Aku mulai merapikan buku-buku dan alat tulisku ketika jam di
dinding mulai menunjukkan pukul 14.55. sudah waktunya untuk mengakhiri kursus
konyol ini.
Pukul 15.00 tepat bel berbunyi, beberapa siswa yang tadinya
tertidur nyenyak mulai terbangun, merentangkan tangan mereka, dan mulai
merapikan buku-buku pelajaran yang tadinya dipakai sebagai alas tidur mereka.
“Baik anak-anak. Kursus hari ini selesai. Terimakasih.”
Kata-kata itu yang sedari tadi ingin kudengar dari bibir sang guru. Semua siswa
kini telah menenteng tas mereka masing-masing dan bersiap pulang kerumah
tercinta.
Aku menghampiri dua orang sahabatku yang lebih dulu telah
sampai dipintu kelas. Menepuk pelan pundak mereka dan tersenyum manis ketika
mereka berdua menoleh padaku.
“Hai, Kau terlihat sangat mengantuk.” Ujar Novie. Cewek
berkerudung dan berkacamata yang merupakan teman baikku.
“Yahh.. pelajaran tadi membosankan.” Jawabku pada mereka,
berjalan santai di tengah koridor sekolah yang sepi. Maklum, hari ini hanya
kelas kami yang mengadakan Kursus tambahan.
“Sangat. Sangat membosankan.” Celetuk Eka yang memiliki wajah
bundar nan lucu.
Aku tersenyum menanggapi kata-kata mereka. Itu berarti tak
hanya aku yang menganggap pelajaran tadi sangat membosankan.
“Sukma, ikut kami ke kamar mandi dulu ya..” Eka meminta
padaku dan aku tersenyum meng-iyakan.
Aku bersender di dinding di depan kamar mandi selagi mereka
berdua di kamar mandi. Menatap bangunan sekolah yang sepi, kearah matahari sore
yang membuat sekolah ini tampak menakutkan.
“Hai Sukma, aku duluan ya..” Ujar salah seorang teman
sekelasku. Aku melambaikan tangan menanggapinya. Ia tersenyum lalu berlalu
pergi.
CTAR!
Suara apa itu di sekolah yang sepi begini? Aku mengedarkan
pandangan ke sekeliling sekolah mencari sumber suara. Tak ada apapun. Bahkan
kedua temanku yang saat ini berada dikamar mandi pun tak segera berlari keluar
mendengar suara mengejutkan tersebut.
Mataku tetap mencari asal suara yang menyebabkan jantungku
berdetak lebih kencang dari sebelumnya, dan pandanganku terhenti di tengah
pintu kelas yang terbuka lebar. Tepat ditengah-tengah itu, muncul asap. Seperti
asap sebuah petasan. Tapi anehnya, asap itu semakin lama semakin besar dan
tebal seperti kabut. Membentuk sebuah lingkaran sebesar kedua pintu kelas
tersebut.
Aku menggigit bibir dan mengerutkan kening. Kabut apa itu?
Sambil berpikir, tak terasa aku sudah berdiri tepat didepan kabut tersebut.

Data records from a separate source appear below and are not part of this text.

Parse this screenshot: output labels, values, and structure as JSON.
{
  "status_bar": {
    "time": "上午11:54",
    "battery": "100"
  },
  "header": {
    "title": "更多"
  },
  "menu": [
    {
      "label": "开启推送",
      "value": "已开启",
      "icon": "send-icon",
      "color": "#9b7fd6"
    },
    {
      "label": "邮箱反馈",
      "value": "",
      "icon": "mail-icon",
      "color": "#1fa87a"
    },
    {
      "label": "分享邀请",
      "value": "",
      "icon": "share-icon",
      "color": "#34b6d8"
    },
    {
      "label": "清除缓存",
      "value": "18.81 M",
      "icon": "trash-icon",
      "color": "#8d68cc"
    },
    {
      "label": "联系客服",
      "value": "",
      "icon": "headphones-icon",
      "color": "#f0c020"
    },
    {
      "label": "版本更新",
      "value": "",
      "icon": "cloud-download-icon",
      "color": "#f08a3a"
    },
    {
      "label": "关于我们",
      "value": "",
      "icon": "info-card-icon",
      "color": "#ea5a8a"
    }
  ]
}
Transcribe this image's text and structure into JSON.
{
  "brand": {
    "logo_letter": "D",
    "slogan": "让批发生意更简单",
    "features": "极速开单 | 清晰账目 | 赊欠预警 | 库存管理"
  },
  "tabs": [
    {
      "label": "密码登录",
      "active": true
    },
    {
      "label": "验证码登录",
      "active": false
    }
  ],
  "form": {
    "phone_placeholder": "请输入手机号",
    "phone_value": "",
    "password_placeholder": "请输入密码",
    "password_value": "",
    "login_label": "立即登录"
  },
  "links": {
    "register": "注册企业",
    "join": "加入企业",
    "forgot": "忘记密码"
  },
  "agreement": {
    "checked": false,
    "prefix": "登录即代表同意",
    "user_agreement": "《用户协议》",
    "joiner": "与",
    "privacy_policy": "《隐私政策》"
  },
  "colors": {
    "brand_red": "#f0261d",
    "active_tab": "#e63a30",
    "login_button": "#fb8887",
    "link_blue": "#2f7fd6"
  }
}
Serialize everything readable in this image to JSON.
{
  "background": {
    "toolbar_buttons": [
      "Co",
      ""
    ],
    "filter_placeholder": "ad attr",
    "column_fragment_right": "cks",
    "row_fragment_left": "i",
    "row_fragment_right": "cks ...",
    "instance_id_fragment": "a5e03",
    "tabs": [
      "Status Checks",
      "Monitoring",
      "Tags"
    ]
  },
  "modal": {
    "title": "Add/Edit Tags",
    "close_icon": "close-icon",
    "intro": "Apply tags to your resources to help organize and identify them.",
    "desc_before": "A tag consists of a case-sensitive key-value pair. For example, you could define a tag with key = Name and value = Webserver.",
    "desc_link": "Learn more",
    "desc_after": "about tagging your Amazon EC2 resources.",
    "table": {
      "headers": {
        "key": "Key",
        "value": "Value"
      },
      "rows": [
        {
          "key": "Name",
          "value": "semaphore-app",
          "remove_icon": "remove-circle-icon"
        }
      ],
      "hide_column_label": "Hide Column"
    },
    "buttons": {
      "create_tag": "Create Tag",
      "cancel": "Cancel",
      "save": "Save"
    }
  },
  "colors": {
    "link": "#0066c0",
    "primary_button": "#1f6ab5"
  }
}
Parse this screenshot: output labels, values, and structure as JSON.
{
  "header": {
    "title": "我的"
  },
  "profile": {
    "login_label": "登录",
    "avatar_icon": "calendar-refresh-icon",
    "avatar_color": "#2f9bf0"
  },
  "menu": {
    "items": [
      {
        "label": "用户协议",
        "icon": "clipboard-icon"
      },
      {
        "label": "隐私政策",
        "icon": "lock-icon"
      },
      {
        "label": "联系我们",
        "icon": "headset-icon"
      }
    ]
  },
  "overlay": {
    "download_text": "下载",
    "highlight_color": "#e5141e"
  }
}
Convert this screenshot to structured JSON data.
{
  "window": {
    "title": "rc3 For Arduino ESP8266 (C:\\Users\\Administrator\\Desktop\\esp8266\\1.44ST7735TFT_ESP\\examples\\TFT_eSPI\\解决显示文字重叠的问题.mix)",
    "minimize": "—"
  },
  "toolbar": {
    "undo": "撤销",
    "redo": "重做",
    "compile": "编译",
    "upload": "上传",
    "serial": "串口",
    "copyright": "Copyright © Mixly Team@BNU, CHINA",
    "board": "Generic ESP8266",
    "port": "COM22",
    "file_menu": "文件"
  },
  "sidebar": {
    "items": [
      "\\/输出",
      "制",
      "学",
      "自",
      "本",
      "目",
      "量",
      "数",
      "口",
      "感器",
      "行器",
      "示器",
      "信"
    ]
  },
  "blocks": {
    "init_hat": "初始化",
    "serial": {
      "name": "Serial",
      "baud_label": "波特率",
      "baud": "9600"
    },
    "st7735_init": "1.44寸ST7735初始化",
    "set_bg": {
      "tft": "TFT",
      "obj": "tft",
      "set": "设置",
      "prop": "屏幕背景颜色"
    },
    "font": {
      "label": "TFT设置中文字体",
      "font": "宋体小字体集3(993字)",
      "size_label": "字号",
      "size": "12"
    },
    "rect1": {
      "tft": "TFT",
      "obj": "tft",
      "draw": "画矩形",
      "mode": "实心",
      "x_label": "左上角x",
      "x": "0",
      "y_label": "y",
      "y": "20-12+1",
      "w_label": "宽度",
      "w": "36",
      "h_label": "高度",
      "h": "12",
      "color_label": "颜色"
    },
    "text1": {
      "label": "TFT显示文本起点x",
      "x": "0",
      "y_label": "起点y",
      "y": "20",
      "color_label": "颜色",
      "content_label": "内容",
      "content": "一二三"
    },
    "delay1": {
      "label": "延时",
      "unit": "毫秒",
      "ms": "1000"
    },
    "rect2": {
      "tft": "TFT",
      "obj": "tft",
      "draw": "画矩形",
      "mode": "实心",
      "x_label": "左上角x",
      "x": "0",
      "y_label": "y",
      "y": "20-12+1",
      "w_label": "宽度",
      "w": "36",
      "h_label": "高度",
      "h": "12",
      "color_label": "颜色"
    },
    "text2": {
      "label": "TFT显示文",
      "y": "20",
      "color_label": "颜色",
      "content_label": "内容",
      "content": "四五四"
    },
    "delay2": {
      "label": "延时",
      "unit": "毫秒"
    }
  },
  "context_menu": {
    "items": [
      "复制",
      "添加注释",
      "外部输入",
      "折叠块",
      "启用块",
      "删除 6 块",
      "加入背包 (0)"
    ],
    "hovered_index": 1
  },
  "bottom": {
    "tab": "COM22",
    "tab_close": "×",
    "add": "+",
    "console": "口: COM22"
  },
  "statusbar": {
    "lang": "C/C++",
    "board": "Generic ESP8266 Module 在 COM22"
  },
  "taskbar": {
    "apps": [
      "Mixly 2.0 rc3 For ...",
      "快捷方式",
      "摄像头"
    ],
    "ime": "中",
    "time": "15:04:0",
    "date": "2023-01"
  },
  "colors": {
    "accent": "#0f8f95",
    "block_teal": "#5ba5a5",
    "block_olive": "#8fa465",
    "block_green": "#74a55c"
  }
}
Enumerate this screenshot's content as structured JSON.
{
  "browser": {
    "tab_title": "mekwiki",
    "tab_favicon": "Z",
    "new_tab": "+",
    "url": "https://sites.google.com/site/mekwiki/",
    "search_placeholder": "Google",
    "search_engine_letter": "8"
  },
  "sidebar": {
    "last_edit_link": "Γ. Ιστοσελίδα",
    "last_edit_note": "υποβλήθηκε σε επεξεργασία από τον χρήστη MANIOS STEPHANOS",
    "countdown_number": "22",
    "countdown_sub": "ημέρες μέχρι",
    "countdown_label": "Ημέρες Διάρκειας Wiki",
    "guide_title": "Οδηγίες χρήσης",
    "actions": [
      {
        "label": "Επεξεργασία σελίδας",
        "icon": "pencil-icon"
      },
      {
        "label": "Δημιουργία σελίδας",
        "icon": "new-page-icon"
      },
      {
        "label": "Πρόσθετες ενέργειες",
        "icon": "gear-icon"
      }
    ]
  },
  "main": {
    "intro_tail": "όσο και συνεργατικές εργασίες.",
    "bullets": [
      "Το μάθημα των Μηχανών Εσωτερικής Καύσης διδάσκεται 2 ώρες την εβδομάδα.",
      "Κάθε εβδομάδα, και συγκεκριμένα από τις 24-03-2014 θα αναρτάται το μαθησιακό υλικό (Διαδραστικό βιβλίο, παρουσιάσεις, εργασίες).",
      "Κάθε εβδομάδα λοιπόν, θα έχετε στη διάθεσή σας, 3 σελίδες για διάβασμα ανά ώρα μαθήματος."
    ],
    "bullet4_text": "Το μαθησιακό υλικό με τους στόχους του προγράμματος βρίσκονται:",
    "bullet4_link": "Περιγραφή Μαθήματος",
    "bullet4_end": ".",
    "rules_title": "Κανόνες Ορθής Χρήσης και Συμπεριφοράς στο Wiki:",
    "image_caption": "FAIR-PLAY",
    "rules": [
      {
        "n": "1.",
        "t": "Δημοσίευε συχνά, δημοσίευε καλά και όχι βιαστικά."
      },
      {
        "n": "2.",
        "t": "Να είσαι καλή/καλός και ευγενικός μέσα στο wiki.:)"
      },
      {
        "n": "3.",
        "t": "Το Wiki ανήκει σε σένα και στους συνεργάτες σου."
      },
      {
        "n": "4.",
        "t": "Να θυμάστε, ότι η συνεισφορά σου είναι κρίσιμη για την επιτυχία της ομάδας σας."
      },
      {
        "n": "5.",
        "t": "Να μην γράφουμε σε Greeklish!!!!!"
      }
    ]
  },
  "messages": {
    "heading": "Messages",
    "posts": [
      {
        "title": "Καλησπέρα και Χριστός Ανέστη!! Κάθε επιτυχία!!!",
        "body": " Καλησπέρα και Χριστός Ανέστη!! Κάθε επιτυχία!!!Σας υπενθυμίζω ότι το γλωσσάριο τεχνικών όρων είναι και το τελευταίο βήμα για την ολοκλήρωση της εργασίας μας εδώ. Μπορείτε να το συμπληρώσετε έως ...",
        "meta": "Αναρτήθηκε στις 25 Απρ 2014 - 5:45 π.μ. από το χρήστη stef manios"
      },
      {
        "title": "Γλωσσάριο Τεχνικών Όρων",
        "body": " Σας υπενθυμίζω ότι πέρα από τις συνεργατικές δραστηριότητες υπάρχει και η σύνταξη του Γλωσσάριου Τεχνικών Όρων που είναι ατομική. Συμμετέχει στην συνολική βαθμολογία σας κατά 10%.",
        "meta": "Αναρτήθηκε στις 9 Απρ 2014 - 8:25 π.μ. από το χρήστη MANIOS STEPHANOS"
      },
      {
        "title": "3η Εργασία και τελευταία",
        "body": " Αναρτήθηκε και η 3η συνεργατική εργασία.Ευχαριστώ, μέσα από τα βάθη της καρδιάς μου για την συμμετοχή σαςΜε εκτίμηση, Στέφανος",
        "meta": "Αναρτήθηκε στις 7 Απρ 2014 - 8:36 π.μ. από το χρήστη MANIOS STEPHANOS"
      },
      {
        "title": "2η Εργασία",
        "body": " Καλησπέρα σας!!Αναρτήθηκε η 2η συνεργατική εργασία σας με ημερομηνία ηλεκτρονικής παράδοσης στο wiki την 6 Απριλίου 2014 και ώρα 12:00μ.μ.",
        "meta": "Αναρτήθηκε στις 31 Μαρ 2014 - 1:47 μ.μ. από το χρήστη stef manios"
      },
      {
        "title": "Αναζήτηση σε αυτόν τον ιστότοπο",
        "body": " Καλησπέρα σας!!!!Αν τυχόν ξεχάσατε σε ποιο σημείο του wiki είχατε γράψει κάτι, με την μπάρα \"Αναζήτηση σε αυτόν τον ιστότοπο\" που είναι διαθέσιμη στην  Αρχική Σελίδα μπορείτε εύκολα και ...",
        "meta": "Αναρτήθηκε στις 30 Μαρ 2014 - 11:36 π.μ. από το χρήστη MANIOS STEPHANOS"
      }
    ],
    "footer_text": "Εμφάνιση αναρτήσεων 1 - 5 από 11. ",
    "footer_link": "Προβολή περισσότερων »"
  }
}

Merasa penasaran aku memasukkan tangan kananku kedalam
lingkaran kabut. Tak terasa apa-apa. Aku mulai berjalan menembusnya. Namun aku tak segera melihat ruang kelas dengan
bangku dan meja yang tertata rapi. Yang kulihat hanya gumpalan kabut dan terus
seperti itu sejauh aku melangkah.
Tak ada hal lain selain warna putih dan suhu udara yang
semakin dingin. Kemana bola mataku memandang, yang terlihat hanyalah warna
putih dari kabut.
“Aww..”
Apa ini? Aku tersandung sebuah batu? Tapi aku tak melihat
apapun. Kemudian …
Aku rasa tubuhku sudah berguling-guling diatas sesuatu yang
menusuk-nusuk badanku, namun tidak terasa sakit. Hanya seperti digigit seekor
semut kecil di sekujur tubuh. Beberapa menit kemudian aku terhenti. Udara
terasa begitu dingin dari sebelumnya. Perlahan, aku mencoba membuka kedua
mataku. Berharap aku tergeletak dibawah kaki meja disebuah kelas. Namun yang
kulihat berbeda. Hamparan rumput hijau membentang sejauh mata memandang, ahh jadi ini yang menusuk-nusuk badanku,
rumput yang berdiri tegak sepanjang 5-7 cm. Aku mencoba berdiri, kulihat
barisan pepohonan yang tumbuh besar dengan daunnya yang lebat, dan langit yang tampak
begitu cerah.
Aku, berada dimana? Ku coba memejamkan kedua mata dan
membukanya lagi. Aku mendesah kecewa ketika kusadari bahwa ini semua bukan
mimpi.
*FTISLAND*
Udara dingin + angin sepoi yang dihasilkan dari goyangan
pelan beberapa pohon berhasil menembus jaket dan seragam putih abu-abu ku. Aku
terus berjalan menyusuri bukit rerumputan ini, namun tak kutemui juga ujungnya.
Dari perjalananku, kutemui sekitar 5-8 pohon sakura yang
tumbuh subur di bukit ini. Apa mungkin aku telah terhempas ke Negara Jepang? Sebaiknya
aku terus berjalan dan menemui seseorang untuk memastikan aku berada dimana.